As the oil prices crash, the oil importing countries should be looking to maximise the advantage however long it lasts. Besides petroleum products, another key area where oil prices could play a vital role is the power generation. The equation is tricky. Furnace oil-based generation is likely to have made huge strides in the merit order, which will mean more FO based power generation for March and April.

On the NTDC merit order, one FO based power plant had leap frogged the most efficient low priced RLNG based power plant – which goes on to show the impact is going to be much faster on FO based pants.
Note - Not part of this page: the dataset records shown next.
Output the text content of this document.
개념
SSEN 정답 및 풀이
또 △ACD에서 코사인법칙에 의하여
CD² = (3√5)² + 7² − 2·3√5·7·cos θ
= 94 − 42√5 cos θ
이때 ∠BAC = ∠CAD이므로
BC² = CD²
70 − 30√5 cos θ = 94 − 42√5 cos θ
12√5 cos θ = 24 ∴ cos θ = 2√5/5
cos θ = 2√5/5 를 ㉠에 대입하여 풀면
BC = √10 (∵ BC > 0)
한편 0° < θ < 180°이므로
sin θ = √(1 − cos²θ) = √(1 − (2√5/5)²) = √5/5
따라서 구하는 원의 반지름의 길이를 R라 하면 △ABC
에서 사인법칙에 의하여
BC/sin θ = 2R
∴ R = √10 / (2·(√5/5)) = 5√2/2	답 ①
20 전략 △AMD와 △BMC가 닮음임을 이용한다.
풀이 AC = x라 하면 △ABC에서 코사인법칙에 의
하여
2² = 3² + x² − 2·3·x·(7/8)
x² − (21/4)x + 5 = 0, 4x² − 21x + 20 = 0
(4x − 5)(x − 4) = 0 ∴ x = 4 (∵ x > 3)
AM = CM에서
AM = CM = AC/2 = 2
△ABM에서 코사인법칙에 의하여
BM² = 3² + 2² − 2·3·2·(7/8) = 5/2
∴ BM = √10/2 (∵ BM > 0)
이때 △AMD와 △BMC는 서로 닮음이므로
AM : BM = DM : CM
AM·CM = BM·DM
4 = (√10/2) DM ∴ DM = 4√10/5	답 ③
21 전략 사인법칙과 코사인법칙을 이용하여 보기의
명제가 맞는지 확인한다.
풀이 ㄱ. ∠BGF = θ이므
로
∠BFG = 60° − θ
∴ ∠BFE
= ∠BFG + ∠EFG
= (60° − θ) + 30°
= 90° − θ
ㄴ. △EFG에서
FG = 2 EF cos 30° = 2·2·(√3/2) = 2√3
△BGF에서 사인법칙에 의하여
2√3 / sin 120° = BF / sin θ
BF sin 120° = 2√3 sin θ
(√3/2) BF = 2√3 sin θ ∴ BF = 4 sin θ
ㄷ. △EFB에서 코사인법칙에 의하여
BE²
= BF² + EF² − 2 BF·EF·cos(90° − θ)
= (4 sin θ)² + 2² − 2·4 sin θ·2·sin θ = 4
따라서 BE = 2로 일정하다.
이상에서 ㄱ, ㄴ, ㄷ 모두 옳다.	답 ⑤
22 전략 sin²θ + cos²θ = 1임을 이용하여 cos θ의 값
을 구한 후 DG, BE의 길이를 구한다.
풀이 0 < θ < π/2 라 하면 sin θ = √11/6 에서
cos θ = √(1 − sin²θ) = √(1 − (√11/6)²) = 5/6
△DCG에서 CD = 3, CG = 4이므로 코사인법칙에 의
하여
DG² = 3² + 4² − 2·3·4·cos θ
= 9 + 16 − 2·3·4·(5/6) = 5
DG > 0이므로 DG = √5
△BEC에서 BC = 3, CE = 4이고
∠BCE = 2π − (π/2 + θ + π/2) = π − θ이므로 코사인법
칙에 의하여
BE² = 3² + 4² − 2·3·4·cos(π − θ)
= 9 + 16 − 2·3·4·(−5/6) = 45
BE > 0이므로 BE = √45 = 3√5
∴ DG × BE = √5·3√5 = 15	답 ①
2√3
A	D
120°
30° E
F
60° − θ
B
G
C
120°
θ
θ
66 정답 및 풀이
FO average fuel power generation cost for January 2020 was recorded at Rs13.77 per unit, whereas that for RLNG was at Rs10 per unit.
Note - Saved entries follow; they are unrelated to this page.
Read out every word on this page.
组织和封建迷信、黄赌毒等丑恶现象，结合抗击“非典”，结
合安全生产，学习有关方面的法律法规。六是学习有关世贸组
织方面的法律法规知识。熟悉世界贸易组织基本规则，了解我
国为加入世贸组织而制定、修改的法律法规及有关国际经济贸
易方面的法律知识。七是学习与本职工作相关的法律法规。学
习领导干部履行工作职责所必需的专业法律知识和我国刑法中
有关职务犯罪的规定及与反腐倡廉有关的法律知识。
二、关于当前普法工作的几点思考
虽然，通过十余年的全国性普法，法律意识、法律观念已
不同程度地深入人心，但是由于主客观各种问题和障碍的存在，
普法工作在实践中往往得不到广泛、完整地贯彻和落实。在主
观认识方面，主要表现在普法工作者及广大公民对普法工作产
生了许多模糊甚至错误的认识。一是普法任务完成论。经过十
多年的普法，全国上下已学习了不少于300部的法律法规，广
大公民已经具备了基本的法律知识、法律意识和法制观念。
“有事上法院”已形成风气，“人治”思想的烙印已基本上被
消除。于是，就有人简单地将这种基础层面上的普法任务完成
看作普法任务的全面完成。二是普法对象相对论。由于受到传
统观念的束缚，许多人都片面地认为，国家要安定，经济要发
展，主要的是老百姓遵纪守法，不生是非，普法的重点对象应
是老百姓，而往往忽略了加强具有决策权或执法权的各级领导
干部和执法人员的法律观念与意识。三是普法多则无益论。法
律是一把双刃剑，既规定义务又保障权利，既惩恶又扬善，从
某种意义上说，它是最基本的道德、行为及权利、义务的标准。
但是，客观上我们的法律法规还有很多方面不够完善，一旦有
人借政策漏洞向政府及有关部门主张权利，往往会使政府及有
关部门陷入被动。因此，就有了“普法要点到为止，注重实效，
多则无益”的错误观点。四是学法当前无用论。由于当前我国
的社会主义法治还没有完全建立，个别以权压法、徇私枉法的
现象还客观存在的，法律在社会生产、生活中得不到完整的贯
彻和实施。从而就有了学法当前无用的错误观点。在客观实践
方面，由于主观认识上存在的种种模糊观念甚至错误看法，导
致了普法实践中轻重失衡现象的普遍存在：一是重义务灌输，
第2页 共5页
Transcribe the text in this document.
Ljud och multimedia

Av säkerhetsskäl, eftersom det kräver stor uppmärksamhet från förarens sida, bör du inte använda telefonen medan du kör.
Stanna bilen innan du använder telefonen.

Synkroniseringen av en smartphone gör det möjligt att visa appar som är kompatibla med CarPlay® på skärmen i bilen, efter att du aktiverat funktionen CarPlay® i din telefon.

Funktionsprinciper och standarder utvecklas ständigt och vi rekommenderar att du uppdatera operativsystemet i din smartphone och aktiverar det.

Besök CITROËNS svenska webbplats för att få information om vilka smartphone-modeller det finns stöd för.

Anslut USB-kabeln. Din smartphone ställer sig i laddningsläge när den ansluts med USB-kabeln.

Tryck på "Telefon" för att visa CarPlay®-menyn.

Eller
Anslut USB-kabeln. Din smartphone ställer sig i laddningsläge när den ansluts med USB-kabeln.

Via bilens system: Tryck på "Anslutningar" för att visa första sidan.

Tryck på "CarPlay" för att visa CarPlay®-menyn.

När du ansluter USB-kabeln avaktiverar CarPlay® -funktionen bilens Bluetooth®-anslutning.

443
As per merit order details, FO based average fuel price for top five placed plants came down to Rs11.7 per unit for March 2020. The RLNG average fuel cost meanwhile had stayed almost the same at January’s level – at Rs10.1 per unit.
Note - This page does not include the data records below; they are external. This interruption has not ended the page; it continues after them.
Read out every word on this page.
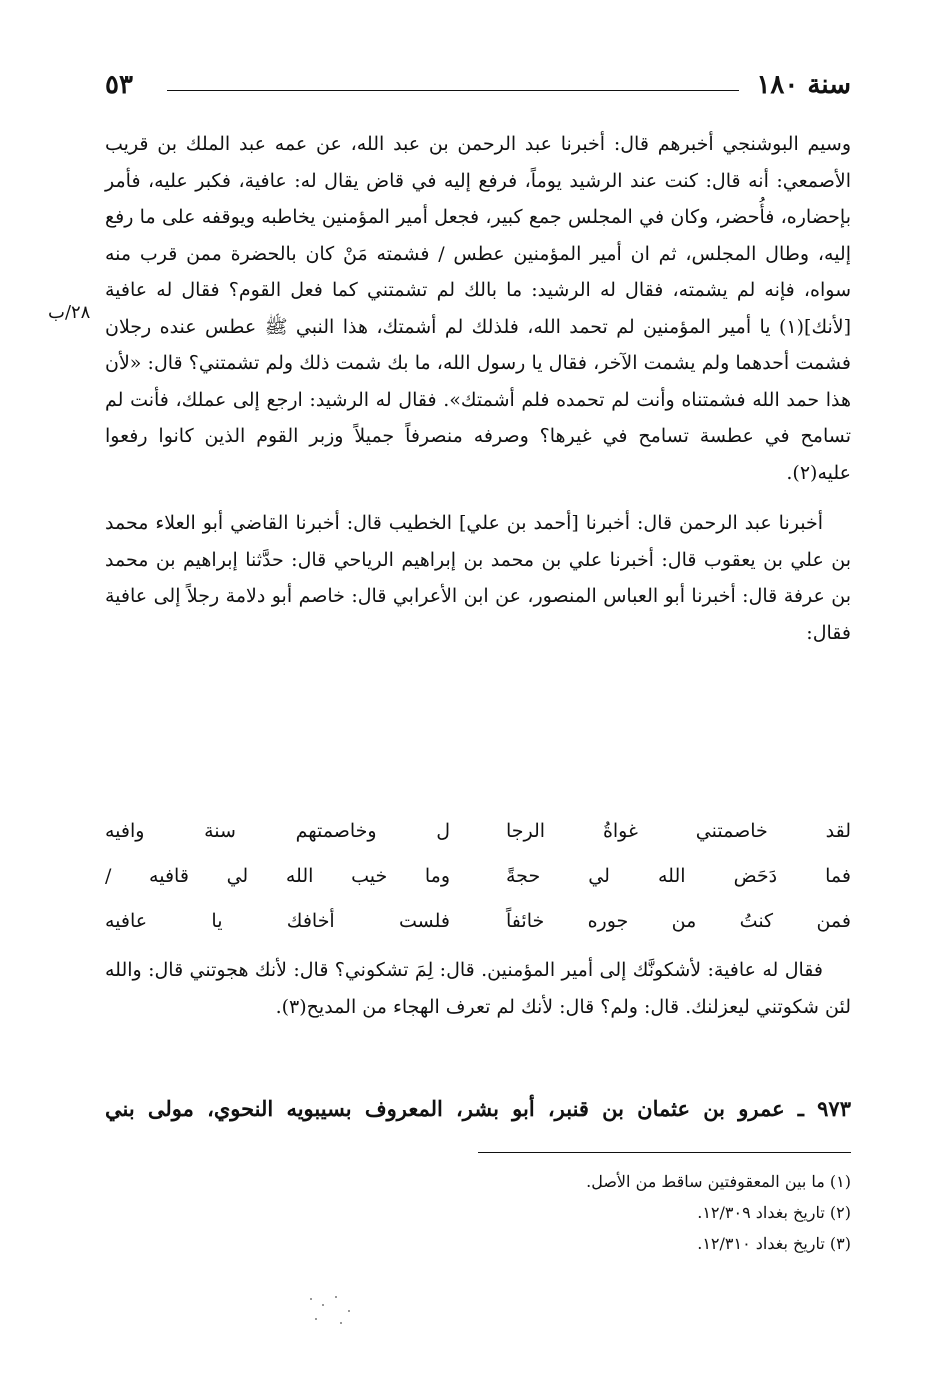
سنة ١٨٠
٥٣
٢٨/ب

وسيم البوشنجي أخبرهم قال: أخبرنا عبد الرحمن بن عبد الله، عن عمه عبد الملك بن قريب الأصمعي: أنه قال: كنت عند الرشيد يوماً، فرفع إليه في قاض يقال له: عافية، فكبر عليه، فأمر بإحضاره، فأُحضر، وكان في المجلس جمع كبير، فجعل أمير المؤمنين يخاطبه ويوقفه على ما رفع إليه، وطال المجلس، ثم ان أمير المؤمنين عطس / فشمته مَنْ كان بالحضرة ممن قرب منه سواه، فإنه لم يشمته، فقال له الرشيد: ما بالك لم تشمتني كما فعل القوم؟ فقال له عافية [لأنك](١) يا أمير المؤمنين لم تحمد الله، فلذلك لم أشمتك، هذا النبي ﷺ عطس عنده رجلان فشمت أحدهما ولم يشمت الآخر، فقال يا رسول الله، ما بك شمت ذلك ولم تشمتني؟ قال: «لأن هذا حمد الله فشمتناه وأنت لم تحمده فلم أشمتك». فقال له الرشيد: ارجع إلى عملك، فأنت لم تسامح في عطسة تسامح في غيرها؟ وصرفه منصرفاً جميلاً وزبر القوم الذين كانوا رفعوا عليه(٢).

أخبرنا عبد الرحمن قال: أخبرنا [أحمد بن علي] الخطيب قال: أخبرنا القاضي أبو العلاء محمد بن علي بن يعقوب قال: أخبرنا علي بن محمد بن إبراهيم الرياحي قال: حدَّثنا إبراهيم بن محمد بن عرفة قال: أخبرنا أبو العباس المنصور، عن ابن الأعرابي قال: خاصم أبو دلامة رجلاً إلى عافية فقال:

لقد خاصمتني غواةُ الرجا
ل وخاصمتهم سنة وافيه
فما دَحَض الله لي حجةً
وما خيب الله لي قافيه /
فمن كنتُ من جوره خائفاً
فلست أخافك يا عافيه

فقال له عافية: لأشكونَّك إلى أمير المؤمنين. قال: لِمَ تشكوني؟ قال: لأنك هجوتني قال: والله لئن شكوتني ليعزلنك. قال: ولم؟ قال: لأنك لم تعرف الهجاء من المديح(٣).

٩٧٣ ـ عمرو بن عثمان بن قنبر، أبو بشر، المعروف بسيبويه النحوي، مولى بني
(١) ما بين المعقوفتين ساقط من الأصل.
(٢) تاريخ بغداد ١٢/٣٠٩.
(٣) تاريخ بغداد ١٢/٣١٠.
For April 2020, the impact of global crude oil prices would be more pronounced on power generation fuel cost. Expect the FO based power generation cost to come down drastically, to average even lower or close to that of RLNG. Yes, the RLNG based fuel cost will also come down, as RLNG import price is paired with that of Brent, but there is a catch. Pakistan has already cut down the April LNG shipments from five to three, citing demand slowdown.

The real challenge would revolve around keeping the demand going. April is usually when the power demand starts getting higher after the winters. With ample capacity to generate, meeting any level of peak demand would not be a problem.

If the ongoing lockdown extends beyond the current two weeks (which is highly likely), the demand is going to take some hit. Although the domestic sector demand may witness some increase, as the people have been made to stay back home, that of the commercial sector which accounts for 7 percent of total demand, is likely to be the most hit.

The extent of industrial activity under shutdown is not immense, but even the large export-oriented industries are facing a slowdown in demand, as cancellation of export orders hastened in March. It appears likely that 10-15 percent of power demand would be shaved off in March, and maybe even higher for April. The capacity payment portion meanwhile, would care less about the furl price component – and the unit saving could all be evaporated, due to significantly reduced demand.